Uninstalling the snap version of firefox and reinstalling it through
apt seems to be a bit difficult and error-prone. There are many
different recommendations in the web, which steps should be done
therefore to make firefox working properly, when installing with apt
on Ubuntu 22.04. Currently I'm unsure, which of those I should
consider or not. Finding a proper one will take some time. I would
have to see, when I will find that time.
BR
tkansgar
Am 05.01.2024 um 19:31 schrieb 'DRC' via TurboVNC User
Discussion/Support:
My suggestion regarding dbus-x11 was to Felix and was pertaining to
a different issue.
Try unsetting DBUS_SESSION_BUS_ADDRESS, e.g.:
$ DBUS_SESSION_BUS_ADDRESS= firefox
That works for me. Apparently this is a known issue with snap
applications running in VNC:
https://bugzilla.mozilla.org/show_bug.cgi?id=1767183
https://askubuntu.com/questions/1452155/how-can-i-get-snap-applications-to-run-in-vnc-session
You can work around it by uninstalling the snap version of Firefox
and reinstalling Firefox using APT.
On 1/5/24 11:47 AM, Torsten Kupke wrote:
Hi,
I'm not sure, whether this has been asked here already. Since
upgrading Ubuntu from 18.04 to 22.04 and TurboVNC from 2.2.7 to
3.1 I'm unable to use firefox inside the TVNC session. The firefox
icon is not visible in the dock on the left side and in the list
of startable applications. But it is definitely installed on that
machine. And when I sit locally in front of it, firefox is present
in the dock outside of the TVNC session and startable.
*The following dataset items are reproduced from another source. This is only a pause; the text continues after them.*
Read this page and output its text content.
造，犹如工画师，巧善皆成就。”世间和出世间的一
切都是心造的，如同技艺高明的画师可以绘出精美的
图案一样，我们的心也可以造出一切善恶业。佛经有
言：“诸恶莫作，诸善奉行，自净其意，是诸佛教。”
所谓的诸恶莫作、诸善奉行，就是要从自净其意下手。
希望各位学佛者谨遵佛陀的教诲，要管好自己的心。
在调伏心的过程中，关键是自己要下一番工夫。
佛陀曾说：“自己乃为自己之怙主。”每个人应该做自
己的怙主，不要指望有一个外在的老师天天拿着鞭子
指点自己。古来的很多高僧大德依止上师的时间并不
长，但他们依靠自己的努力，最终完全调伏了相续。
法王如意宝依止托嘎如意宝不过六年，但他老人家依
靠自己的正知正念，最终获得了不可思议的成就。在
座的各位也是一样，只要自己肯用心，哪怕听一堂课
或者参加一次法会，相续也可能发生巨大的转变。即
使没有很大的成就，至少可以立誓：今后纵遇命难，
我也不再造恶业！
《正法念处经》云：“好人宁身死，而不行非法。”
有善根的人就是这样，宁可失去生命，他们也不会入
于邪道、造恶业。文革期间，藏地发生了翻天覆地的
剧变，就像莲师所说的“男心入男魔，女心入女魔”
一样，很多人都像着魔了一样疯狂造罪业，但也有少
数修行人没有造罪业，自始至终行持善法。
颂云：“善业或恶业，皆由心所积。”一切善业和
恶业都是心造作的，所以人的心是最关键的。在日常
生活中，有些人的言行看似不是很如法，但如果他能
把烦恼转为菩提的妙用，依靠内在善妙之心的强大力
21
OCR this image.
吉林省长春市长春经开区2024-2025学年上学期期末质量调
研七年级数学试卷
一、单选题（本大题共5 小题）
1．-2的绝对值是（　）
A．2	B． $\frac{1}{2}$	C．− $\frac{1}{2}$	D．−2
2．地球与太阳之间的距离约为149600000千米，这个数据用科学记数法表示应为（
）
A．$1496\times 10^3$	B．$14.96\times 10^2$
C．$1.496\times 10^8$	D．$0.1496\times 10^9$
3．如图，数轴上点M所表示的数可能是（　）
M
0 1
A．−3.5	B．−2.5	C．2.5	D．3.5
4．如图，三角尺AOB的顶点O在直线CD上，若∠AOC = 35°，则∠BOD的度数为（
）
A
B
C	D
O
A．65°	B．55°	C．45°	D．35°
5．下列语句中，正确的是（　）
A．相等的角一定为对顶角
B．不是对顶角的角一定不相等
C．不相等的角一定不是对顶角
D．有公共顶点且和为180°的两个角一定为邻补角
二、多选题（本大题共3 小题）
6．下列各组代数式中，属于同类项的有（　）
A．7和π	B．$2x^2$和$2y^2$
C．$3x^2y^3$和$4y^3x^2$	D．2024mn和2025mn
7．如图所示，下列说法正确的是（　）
When I try
to start it inside from a terminal shell, I get this:
$ firefox
/user.slice/user-700.slice/session-c2.scope is not a snap cgroup
I googled this and found several solution proposals. But they all
look strange to me (maybe because I'm no Linux nerd). Can anyone
tell me, what's the correct and best solution to make firefox
startable inside the TVNC session again? By the way, dbus-x11
cannot be the reason, since it is installed already.